Sentimentaliteit en asielmigratie
Bepaalde types maatschappij hebben bepaalde types sentimenten. Ergo, ook de manier waarop we onze sentimenten beleven is mede afhankelijk van het type maatschappij dat we hebben.
Hoe waar bovenstaande is schoot me eerder deze week te binnen toen ik de tweede helft van dit stukje nog eens overdacht. Sentimentaliteit is onverbrekelijk verbonden met de manier waarop de maatschappij is georganiseerd, en hoe we met haar om gaan.
Een absoluut collectief zal zich nooit zo druk maken om het verlies van een aantal individuen. Die zijn in het collectivistische bewustzijn eigenlijk irrelevant, tenzij de aantallen waarom het gaat het functioneren van een collectief bedreigen gaan. Om die reden ook zijn leiders en belangrijke denkers en wetenschappers voor zo+n maatschappij veel belangrijker dan bij een sterk geïndividualiseerde maatschappij – de bekende Nederlandse houding: Huh, wie beje dan eigenluk? is van dat laatste een exemplarisch voorbeeld. Niet dat de Nederlandse maatschappij geen collectivistische trekjes heeft – collectivisme is eigen aan het hebben van een maatschappij.
Als we dit gedachtespoor nog wat vervolgen, komen we vanzelf de oorzaak van de enorme sentimentaliteit in onze moderne geïndividualiseerde maatschappij tegen: doordat we ons als individu sterker kunnen identificeren met het leed van de enkeling, moet in die beleving elk individu in nood geholpen worden. Waar we in Nederland in de jaren vijftig melkdoppen spaarden voor de negertjes in Afrika – waarvan we maar een heel flauw idee hadden wie en wat dat waren – is tegenwoordig het beeld van de zielige vluchtmigrant die bijna verzopen aanspoelt op Sicilië favoriet geworden. We denken eigenlijk liever niet aan de dorpjes in Afrika van waar uit deze asielmigranten vertrokken, want dat tast het beeld aan dat we in ons hoofd hebben. Er is weinig inzicht voor nodig om te beseffen dat onze maatschappij ver af staat van de maatschappij van de dorpjes van herkomst. Maar het individu is altijd zielig, en het individu – als individu – kan altijd veranderen en zich aanpassen. Dat is in ieder geval een hoopvolle alhoewel bijzonder onrealistische gedachte. Dat we onze eigen individualiteit projecteren op de zielige hoopjes mens die ons in de media worden gepresenteerd doet dan de rest.

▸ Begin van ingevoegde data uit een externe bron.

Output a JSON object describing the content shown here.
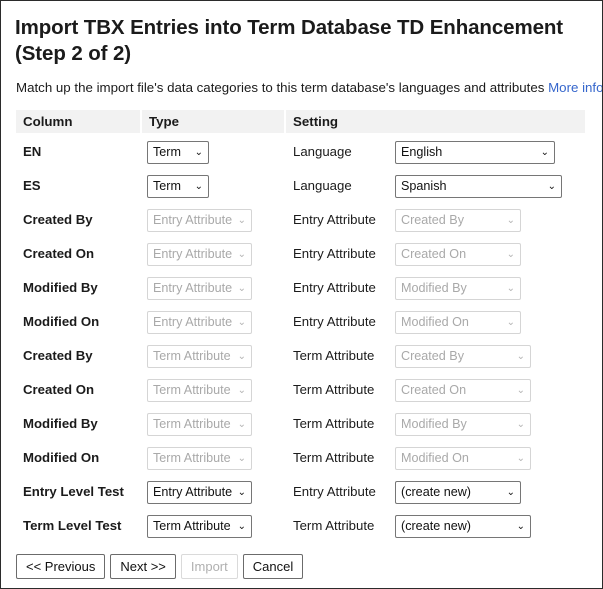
{
  "window": {
    "title": "Import TBX Entries into Term Database TD Enhancement (Step 2 of 2)"
  },
  "intro": {
    "text": "Match up the import file's data categories to this term database's languages and attributes ",
    "link_label": "More info...",
    "link_color": "#3566cc"
  },
  "table": {
    "headers": {
      "column": "Column",
      "type": "Type",
      "setting": "Setting"
    },
    "rows": [
      {
        "column": "EN",
        "type_value": "Term",
        "type_enabled": true,
        "type_width": 62,
        "setting_label": "Language",
        "setting_value": "English",
        "setting_enabled": true,
        "setting_width": 160
      },
      {
        "column": "ES",
        "type_value": "Term",
        "type_enabled": true,
        "type_width": 62,
        "setting_label": "Language",
        "setting_value": "Spanish",
        "setting_enabled": true,
        "setting_width": 167
      },
      {
        "column": "Created By",
        "type_value": "Entry Attribute",
        "type_enabled": false,
        "type_width": 105,
        "setting_label": "Entry Attribute",
        "setting_value": "Created By",
        "setting_enabled": false,
        "setting_width": 126
      },
      {
        "column": "Created On",
        "type_value": "Entry Attribute",
        "type_enabled": false,
        "type_width": 105,
        "setting_label": "Entry Attribute",
        "setting_value": "Created On",
        "setting_enabled": false,
        "setting_width": 126
      },
      {
        "column": "Modified By",
        "type_value": "Entry Attribute",
        "type_enabled": false,
        "type_width": 105,
        "setting_label": "Entry Attribute",
        "setting_value": "Modified By",
        "setting_enabled": false,
        "setting_width": 126
      },
      {
        "column": "Modified On",
        "type_value": "Entry Attribute",
        "type_enabled": false,
        "type_width": 105,
        "setting_label": "Entry Attribute",
        "setting_value": "Modified On",
        "setting_enabled": false,
        "setting_width": 126
      },
      {
        "column": "Created By",
        "type_value": "Term Attribute",
        "type_enabled": false,
        "type_width": 105,
        "setting_label": "Term Attribute",
        "setting_value": "Created By",
        "setting_enabled": false,
        "setting_width": 136
      },
      {
        "column": "Created On",
        "type_value": "Term Attribute",
        "type_enabled": false,
        "type_width": 105,
        "setting_label": "Term Attribute",
        "setting_value": "Created On",
        "setting_enabled": false,
        "setting_width": 136
      },
      {
        "column": "Modified By",
        "type_value": "Term Attribute",
        "type_enabled": false,
        "type_width": 105,
        "setting_label": "Term Attribute",
        "setting_value": "Modified By",
        "setting_enabled": false,
        "setting_width": 136
      },
      {
        "column": "Modified On",
        "type_value": "Term Attribute",
        "type_enabled": false,
        "type_width": 105,
        "setting_label": "Term Attribute",
        "setting_value": "Modified On",
        "setting_enabled": false,
        "setting_width": 136
      },
      {
        "column": "Entry Level Test",
        "type_value": "Entry Attribute",
        "type_enabled": true,
        "type_width": 105,
        "setting_label": "Entry Attribute",
        "setting_value": "(create new)",
        "setting_enabled": true,
        "setting_width": 126
      },
      {
        "column": "Term Level Test",
        "type_value": "Term Attribute",
        "type_enabled": true,
        "type_width": 105,
        "setting_label": "Term Attribute",
        "setting_value": "(create new)",
        "setting_enabled": true,
        "setting_width": 136
      }
    ]
  },
  "buttons": [
    {
      "label": "<< Previous",
      "enabled": true
    },
    {
      "label": "Next >>",
      "enabled": true
    },
    {
      "label": "Import",
      "enabled": false
    },
    {
      "label": "Cancel",
      "enabled": true
    }
  ],
  "icons": {
    "chevron_down": "chevron-down-icon",
    "chevron_glyph": "⌄"
  }
}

Dat verklaart overigens niet waarom de sentimenten in West-Europa zoveel hoger oplopen dan in bijvoorbeeld Noord-Amerika. Daarvoor moeten we kijken naar de nationale sentimenten, die in de USA juist door de etnische gemengdheid altijd sterk vanuit de overheid zijn gestimuleerd. In de nasleep van de Tweede Wereldoorlog is ieder gevoel van nationale saamhorigheid in West-Europa stelselmatig onderdrukt. De EU was daarvoor een bruikbaar middel, en ze heeft het intussen formeel tot doel verheven – ook omdat het oplaaien er van haar bestaan de afgelopen tien jaar ernstig is gaan bedreigen.
Niet in ieder land in West-Europa was dat even succesvol: in Frankrijk is nationaal gevoel het minst bestreden, van oudsher was het in het UK heel sterk aanwezig, en in België was de taalstrijd er eerder een substituut voor dan een een onderdrukkend instrument. Maar in landen als Duitsland en Nederland zie je bij nadere beschouwing dat de nationale gevoelens sterker dan elders geprojecteerd werden op sport en de beleving daarvan. Hoewel ik te weinig kennis van die landen heb om al te stellige uitspraken te doen, zie je in Scandinavië vergelijkbare patronen.

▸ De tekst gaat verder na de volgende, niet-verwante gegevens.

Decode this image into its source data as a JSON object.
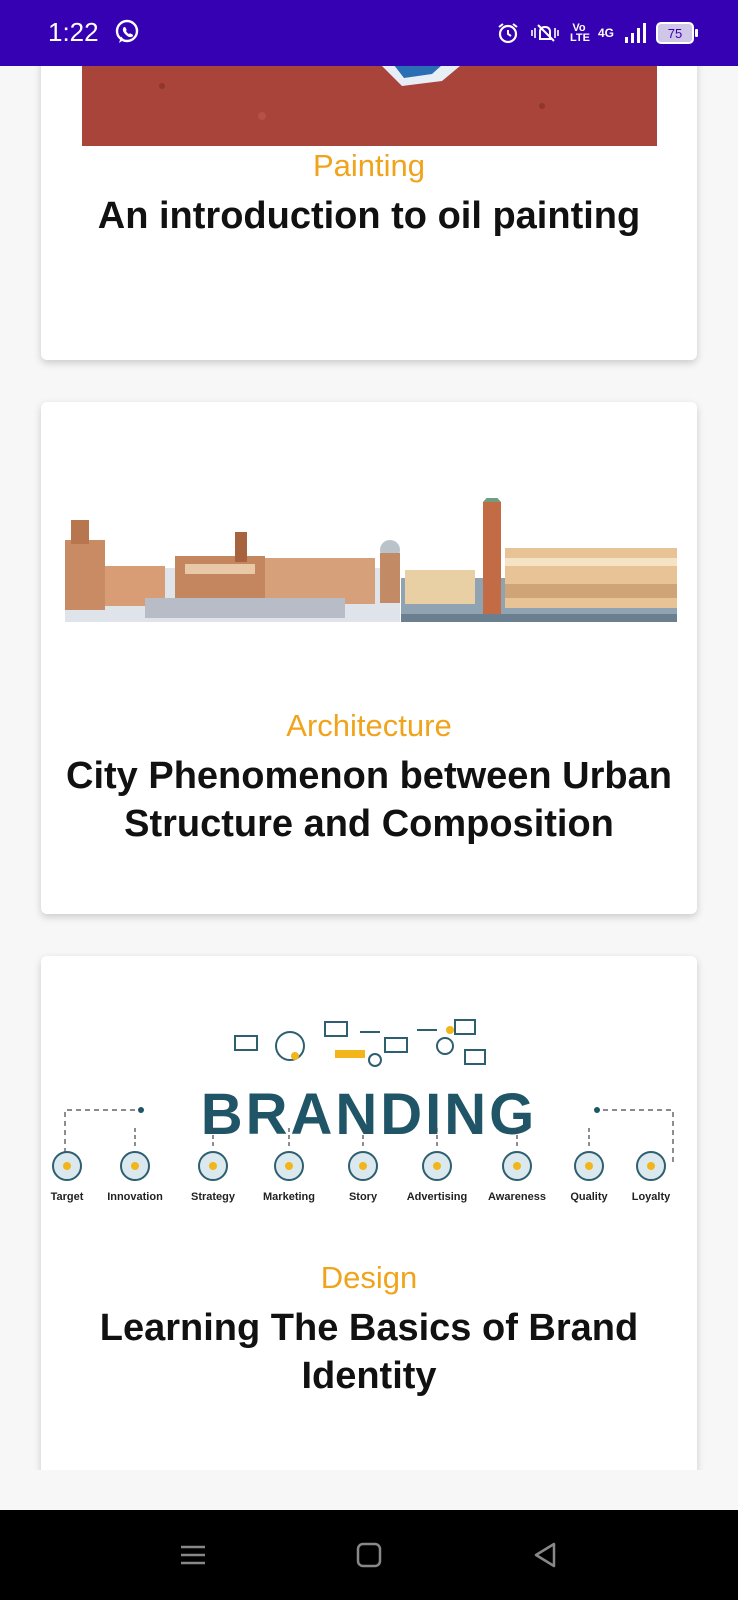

Dat juist aan de linkerkant van het traditionele politieke spectrum zo’n sterke pressie voor het toelaten van iedere asielmigrant optrad zou je kunnen verklaren door de sterkere identificatie (al dan niet terecht) met de zwakkeren in de maatschappij, maar eigenlijk bevredigt dat maar matig. Eerder zo je kunnen stellen dat de politieke beleving op links sterker collectivistisch gericht is dan op rechts, en dat maakt het verhaal rond: als er één zielig is, zijn ze het allemaal en dan kunnen we niet voor één enkeling uitzonderingen maken – ook dat moet dan voor iedereen die zich meldt. De onhaalbaarheid van dergelijke prachtige idealen is voor idealisten nooit een beletsel te pogen in ieder geval zo veel mogelijk te bereiken als de maatschappij hen toe staat.
Het kan natuurlijk ook dat ze gewoon dommer zijn dan mensen die wel 1 en 1 kunnen optellen.
“Maar in landen als Duitsland en Nederland zie je bij nadere beschouwing dat de nationale gevoelens sterker dan elders geprojecteerd werden op sport en de beleving daarvan.”
Grappig dat je dat noemt. Ik houd niet van voetbal en het EK/ WK interesseren mij ook niet. Toen ik dat tegen een vouw zei, die mij mee wilde nemen naar de kroeg om het WK te bekijken, vroeg ze me waar “mijn gevoel van saamhorigheid” was.
Ik dacht dat het gewoon een gevalletje raar redeneren was maar het schijnt dus een soort collectief idee te zijn?